In 2009 Ireland joined the Global Research Alliance which is committed to the mitigation of greenhouse gases in the agriculture sector. Ireland fully supported this initiative and is a founding member of the alliance. Members of the Alliance aim to deepen and broaden mitigation research efforts across the agricultural sub-sectors of paddy rice, cropping and livestock, and the cross-cutting themes of soil carbon and nitrogen cycling and inventories and measurement issues.

Groups have been set up to address these areas of work. These Groups have developed work plans that bring countries and other partners together in research collaborations, as well as to share knowledge and best practices, build capacity and capability amongst scientists and other practitioners, and move towards breakthrough solutions in addressing agricultural greenhouse gas emissions.

Aside from that enterprising work internationally there is much work being undertaken on the domestic front. The AEOS scheme which the Minister unfortunately slashed last year enhanced the environmentally friendly focus of farm life. The cross compliance and under CAP post 2013, the Greening aspect of EU agricultural supports places environmentally friendly practices at the heart of Irish farming.
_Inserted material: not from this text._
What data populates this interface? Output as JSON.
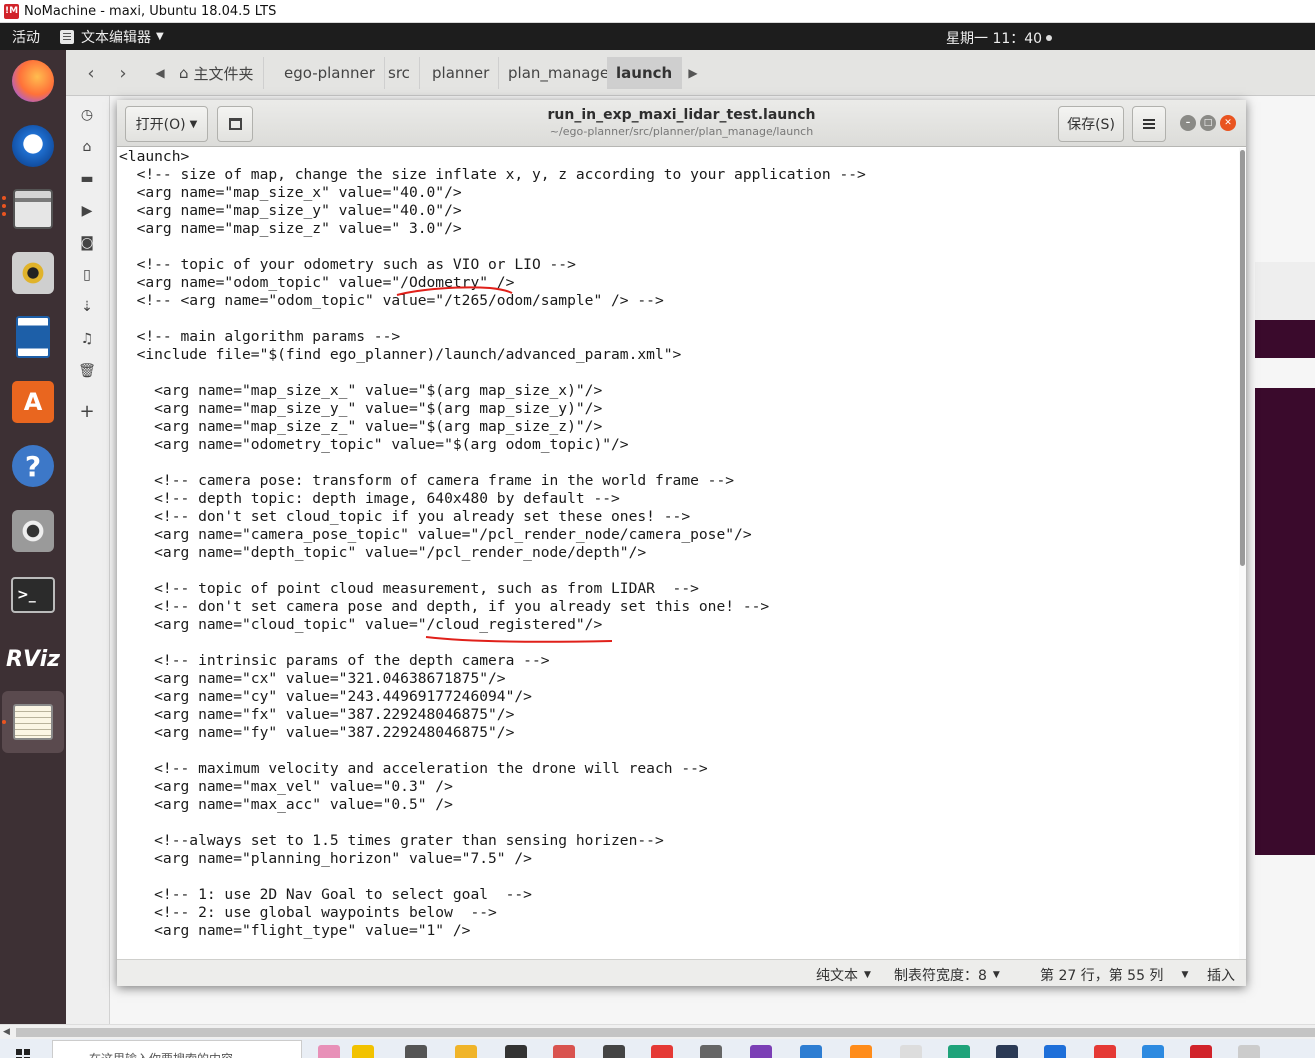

Fostering research and innovation to develop new and exciting strategies to reduce emissions must be a central part of the overall strategy to tackle climate change. We must utilise human ingenuity to develop new ways and ideas to reduce the emissions of agriculture. Our climate change strategy should harness the deep potential of humans to innovate in order to address pressing problems.

It’s time we stand up to the demands of climate change, make the most of our resources, set out a clear framework to meet our targets and incentivise innovation in addressing the challenges it generates.